That shift matters because it changes where budgets come from.

When software moves closer to execution, it stops competing only for software spend. It starts competing for spend that previously went to labor, coordination, outsourced services, and manual operations.

That is where the market can become much larger.

The next wave is not just AI apps. It is an agent economy.

The keynote also points to a bigger structural shift: the emergence of an agent economy.

In that world, AI agents do not just answer questions. They communicate, make decisions, transfer resources, complete transactions, and develop persistent working relationships with people and systems.

That is a meaningful step beyond chat interfaces.

It suggests a future where agents are not only part of the user interface, but part of the execution layer of the economy itself. For that to work, markets will need better identity, better protocols, better trust systems, and better infrastructure for machine-mediated transactions.

This is where AI becomes less about content generation and more about economic coordination.

Why this matters for services

This shift becomes even more important in services.

Product commerce is already relatively structured. Products can often be indexed, priced, stocked, compared, and purchased through static flows. Services are different.

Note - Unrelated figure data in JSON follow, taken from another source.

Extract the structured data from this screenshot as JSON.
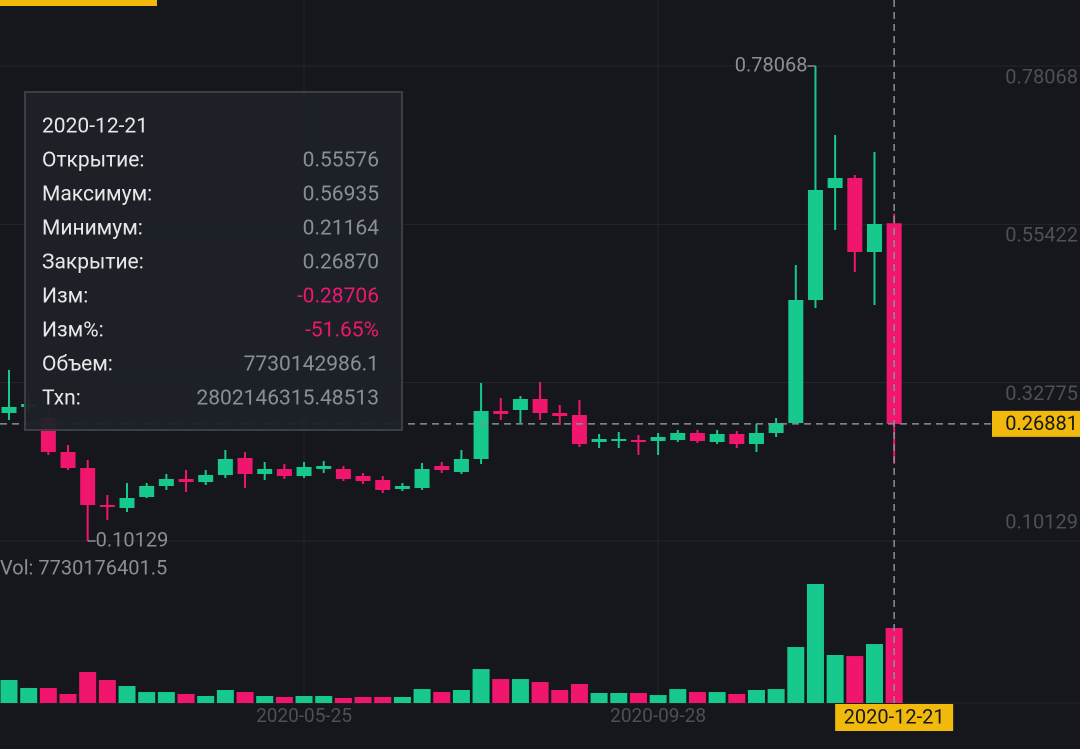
{
  "chart_data": {
    "type": "candlestick",
    "x": [
      "2020-02-10",
      "2020-02-17",
      "2020-02-24",
      "2020-03-02",
      "2020-03-09",
      "2020-03-16",
      "2020-03-23",
      "2020-03-30",
      "2020-04-06",
      "2020-04-13",
      "2020-04-20",
      "2020-04-27",
      "2020-05-04",
      "2020-05-11",
      "2020-05-18",
      "2020-05-25",
      "2020-06-01",
      "2020-06-08",
      "2020-06-15",
      "2020-06-22",
      "2020-06-29",
      "2020-07-06",
      "2020-07-13",
      "2020-07-20",
      "2020-07-27",
      "2020-08-03",
      "2020-08-10",
      "2020-08-17",
      "2020-08-24",
      "2020-08-31",
      "2020-09-07",
      "2020-09-14",
      "2020-09-21",
      "2020-09-28",
      "2020-10-05",
      "2020-10-12",
      "2020-10-19",
      "2020-10-26",
      "2020-11-02",
      "2020-11-09",
      "2020-11-16",
      "2020-11-23",
      "2020-11-30",
      "2020-12-07",
      "2020-12-14",
      "2020-12-21"
    ],
    "open": [
      0.28437,
      0.29295,
      0.27721,
      0.22858,
      0.2057,
      0.15278,
      0.14849,
      0.16422,
      0.17995,
      0.18997,
      0.18568,
      0.19569,
      0.22,
      0.19712,
      0.20427,
      0.19426,
      0.20427,
      0.20427,
      0.19426,
      0.18854,
      0.17566,
      0.17709,
      0.20856,
      0.19998,
      0.21857,
      0.28723,
      0.28866,
      0.30439,
      0.28437,
      0.28151,
      0.24289,
      0.24432,
      0.24575,
      0.24432,
      0.24575,
      0.25576,
      0.24289,
      0.25433,
      0.24003,
      0.25576,
      0.27006,
      0.44599,
      0.60618,
      0.62049,
      0.51465,
      0.55576
    ],
    "high": [
      0.34587,
      0.30582,
      0.28866,
      0.2386,
      0.21714,
      0.16708,
      0.18425,
      0.18425,
      0.19712,
      0.20284,
      0.20284,
      0.23144,
      0.22858,
      0.21428,
      0.21142,
      0.21428,
      0.21571,
      0.20856,
      0.19855,
      0.19426,
      0.18425,
      0.21285,
      0.21428,
      0.23144,
      0.32728,
      0.30582,
      0.30868,
      0.32871,
      0.29581,
      0.30296,
      0.25433,
      0.25719,
      0.2529,
      0.25576,
      0.26005,
      0.26005,
      0.26005,
      0.25862,
      0.26863,
      0.27721,
      0.49605,
      0.78068,
      0.68199,
      0.62478,
      0.65767,
      0.56935
    ],
    "low": [
      0.27435,
      0.28437,
      0.22429,
      0.20284,
      0.10129,
      0.13132,
      0.14277,
      0.16279,
      0.17423,
      0.17137,
      0.18138,
      0.1914,
      0.17709,
      0.18854,
      0.18997,
      0.1914,
      0.19855,
      0.18711,
      0.18282,
      0.16994,
      0.1728,
      0.17423,
      0.19855,
      0.19712,
      0.21142,
      0.27435,
      0.27006,
      0.27435,
      0.2672,
      0.23574,
      0.23431,
      0.23431,
      0.22429,
      0.22429,
      0.24289,
      0.24146,
      0.24003,
      0.23431,
      0.22858,
      0.25004,
      0.26863,
      0.43455,
      0.54611,
      0.48604,
      0.43884,
      0.21164
    ],
    "close": [
      0.29295,
      0.29724,
      0.22858,
      0.2057,
      0.15278,
      0.14992,
      0.16279,
      0.17995,
      0.18997,
      0.18568,
      0.19569,
      0.21857,
      0.19712,
      0.20427,
      0.19426,
      0.20713,
      0.20856,
      0.18997,
      0.18711,
      0.17423,
      0.17995,
      0.20427,
      0.20284,
      0.21857,
      0.28723,
      0.28294,
      0.30439,
      0.28437,
      0.28008,
      0.24003,
      0.24718,
      0.24718,
      0.24289,
      0.25004,
      0.25576,
      0.24432,
      0.25433,
      0.24003,
      0.25576,
      0.27006,
      0.44599,
      0.60332,
      0.62049,
      0.51465,
      0.55469,
      0.2687
    ],
    "volume": [
      2370000000,
      1550000000,
      1550000000,
      930000000,
      3200000000,
      2370000000,
      1750000000,
      1130000000,
      1130000000,
      930000000,
      720000000,
      1340000000,
      1130000000,
      720000000,
      620000000,
      720000000,
      720000000,
      520000000,
      620000000,
      620000000,
      620000000,
      1440000000,
      1130000000,
      1340000000,
      3500000000,
      2470000000,
      2470000000,
      2160000000,
      1340000000,
      1960000000,
      1030000000,
      1030000000,
      1030000000,
      820000000,
      1440000000,
      1130000000,
      1130000000,
      930000000,
      1340000000,
      1440000000,
      5770000000,
      12270000000,
      4950000000,
      4840000000,
      6080000000,
      7730142986
    ],
    "ylim": [
      0.0741,
      0.8751
    ],
    "yticks": [
      0.78068,
      0.55422,
      0.32775,
      0.10129
    ],
    "xticks": [
      "2020-05-25",
      "2020-09-28"
    ],
    "up_color": "#17c98c",
    "down_color": "#f0166e",
    "last_price": 0.26881,
    "volume_label": "Vol: 7730176401.5",
    "tooltip": {
      "date": "2020-12-21",
      "rows": [
        {
          "label": "Открытие:",
          "value": "0.55576"
        },
        {
          "label": "Максимум:",
          "value": "0.56935"
        },
        {
          "label": "Минимум:",
          "value": "0.21164"
        },
        {
          "label": "Закрытие:",
          "value": "0.26870"
        },
        {
          "label": "Изм:",
          "value": "-0.28706",
          "color": "#f0166e"
        },
        {
          "label": "Изм%:",
          "value": "-51.65%",
          "color": "#f0166e"
        },
        {
          "label": "Объем:",
          "value": "7730142986.1"
        },
        {
          "label": "Txn:",
          "value": "2802146315.48513"
        }
      ]
    }
  }
}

Services are variable. They are often negotiated. Availability matters. Timing matters. Capacity matters. Scope is often unclear at the start. And closing the job usually requires coordination.

That means services are one of the categories where simple discovery is not enough.

If AI is going to matter in services, it needs to do more than help users search. It needs to help users and agents move from intent to real execution.

What this means for Aune

This is exactly where Aune fits.

Aune is built around the idea that real-world services break product-centric systems. Search, listings, and marketplaces can show options, but they do not solve the harder problem: which provider can actually take the job, under what constraints, at what price, in what time window, with what fallback if something changes.

That is why Aune is not just another discovery layer.

Aune is building transaction infrastructure for agent-driven service commerce. The role is to help users and AI agents move from a request to a feasible, negotiated, committed booking. That means handling discovery, matching, negotiation, commitment management, and learning from real outcomes over time.

In a world where AI is moving from tools to autopilots, and from chat to agent economy, that matters.

Because the winner in services may not be the one that helps users browse providers more efficiently. It may be the one that helps agents and users actually get the job done.

Why this creates a real opportunity

If Sequoia is right, then the biggest AI opportunities will not only be found in foundation models or horizontal assistants. They will also emerge in application-layer companies that own difficult workflows in large categories.

Services fit that pattern well.

They are fragmented. They are operationally messy. They involve real constraints. And they have historically required manual coordination.

That creates room for a new layer of infrastructure.

For Aune, that means the opportunity is larger than building a better directory of service providers. The opportunity is to become part of the system that lets AI agents and users transact in real-world services with confidence.

That is a much bigger ambition.

Final thought

The AI wave may be bigger than cloud not just because models are powerful, but because AI reaches beyond software and into execution.

As that happens, value may shift toward the companies that can turn messy real-world demand into structured outcomes.

In products, that might mean smarter commerce.

In services, it may require an entirely new transaction layer.

That is the shift Aune is building for.